Estudo revela impactos ambientais, repressão e ausência de consulta a comunidades na região de Varela. Levantamento fez parte de formação com jovens defensores/as de direitos humanos locais, com participação da Justiça Global.
Foi lançado na última quinta-feira (7), em Bissau, o relatório O Desenrolar de uma Crise de Direitos Humanos: a extração de areias pesadas e o impacto nos direitos humanos e ambientais em Varela, Guiné-Bissau. O estudo, resultado de uma parceria entre a University Network for Human Rights e a Justiça Global, com apoio do Programa das Nações Unidas para o Desenvolvimento (PNUD) no Brasil, documenta graves violações cometidas no contexto da mineração de areias pesadas no litoral norte do país.
Acesse aqui a pesquisa.
A pesquisa, realizada ao longo de seis meses de 2025, reuniu depoimentos de lideranças comunitárias, jovens, mulheres e organizações locais que denunciam impactos sociais, culturais e ambientais provocados pela exploração de minérios por empresas estrangeiras. Representantes da Justiça Global estiveram no país em janeiro, para ministrar uma formação sobre mecanismos internacionais de direitos humanos, e em abril, quando participaram do trabalho de campo junto a ativistas locais.
Apesar do convite, autoridades do Estado não compareceram ao lançamento, realizado na Casa de Direitos. A gravação do evento pode ser acessada neste link.
Formação de jovens defensores/as de direitos humanos e incidência internacional
O relatório integra um projeto de capacitação de jovens defensores de direitos humanos na Guiné-Bissau e pretende subsidiar ações em instâncias internacionais. “Escutamos denúncias de pessoas violentadas e presas sem mandado judicial, além da total ausência de um procedimento adequado no processo de exploração, que deveria respeitar o direito da comunidade local. Nunca houve uma consulta ampla, somente tentativas de suborno de parte da comunidade”, relatou o ativista Carlos Pereira a uma rádio local.

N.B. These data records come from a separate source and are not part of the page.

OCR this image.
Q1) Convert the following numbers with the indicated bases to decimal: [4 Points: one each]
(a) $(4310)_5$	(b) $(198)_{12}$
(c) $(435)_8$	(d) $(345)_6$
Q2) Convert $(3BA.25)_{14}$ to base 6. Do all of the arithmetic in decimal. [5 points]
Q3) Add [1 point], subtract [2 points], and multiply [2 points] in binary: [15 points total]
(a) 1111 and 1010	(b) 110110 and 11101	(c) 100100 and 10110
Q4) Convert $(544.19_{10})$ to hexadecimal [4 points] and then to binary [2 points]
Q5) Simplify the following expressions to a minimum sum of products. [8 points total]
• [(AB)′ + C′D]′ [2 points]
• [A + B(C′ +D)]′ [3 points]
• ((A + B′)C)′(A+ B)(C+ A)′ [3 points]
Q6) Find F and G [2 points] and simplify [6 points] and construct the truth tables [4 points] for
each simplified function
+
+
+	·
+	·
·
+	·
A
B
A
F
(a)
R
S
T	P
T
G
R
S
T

Mineradora ameaça território e modo de vida dos Felupe
Com 2,1 milhões de habitantes e na 174ª posição do Índice de Desenvolvimento Humano (IDH), a Guiné-Bissau convive com altos índices de pobreza. Em Varela, a exploração de areias pesadas — utilizadas nas indústrias nuclear, química e eletrônica — avança sem consulta ou consentimento das comunidades e sem benefícios concretos para a população.
O povo Felupe, principal afetado, vê rios antes usados no cultivo de arroz tornarem-se salinizados e contaminados. Áreas de importância cultural e espiritual para populações das atnias Felupes, Manjacos e Mancanhis também foram ocupadas por estruturas da mineração.
Em abril, após um protesto de mulheres contra a atividade, um incêndio atingiu parte das instalações. A reação foi imediata: prisões arbitrárias de lideranças comunitárias, transferidas para a capital e submetidas a condições degradantes. Desde então, a presença militar aumentou, protegendo os interesses de uma multinacional e ampliando o clima de medo.
“Que a experiência de Varela sirva como um alerta sobre a violência neocolonial. Projetos de exploração de recursos naturais precisam estar alinhados às normas internacionais de direitos humanos e basear-se em consultas públicas culturalmente adequadas. O foco não deve ser apenas o potencial econômico, mas a inclusão efetiva das comunidades nas decisões e na distribuição da riqueza gerada”, afirmou Nadejda Marques, cofundadora da University Network for Human Rights e conselheira da Justiça Global, ao Jornal GGN.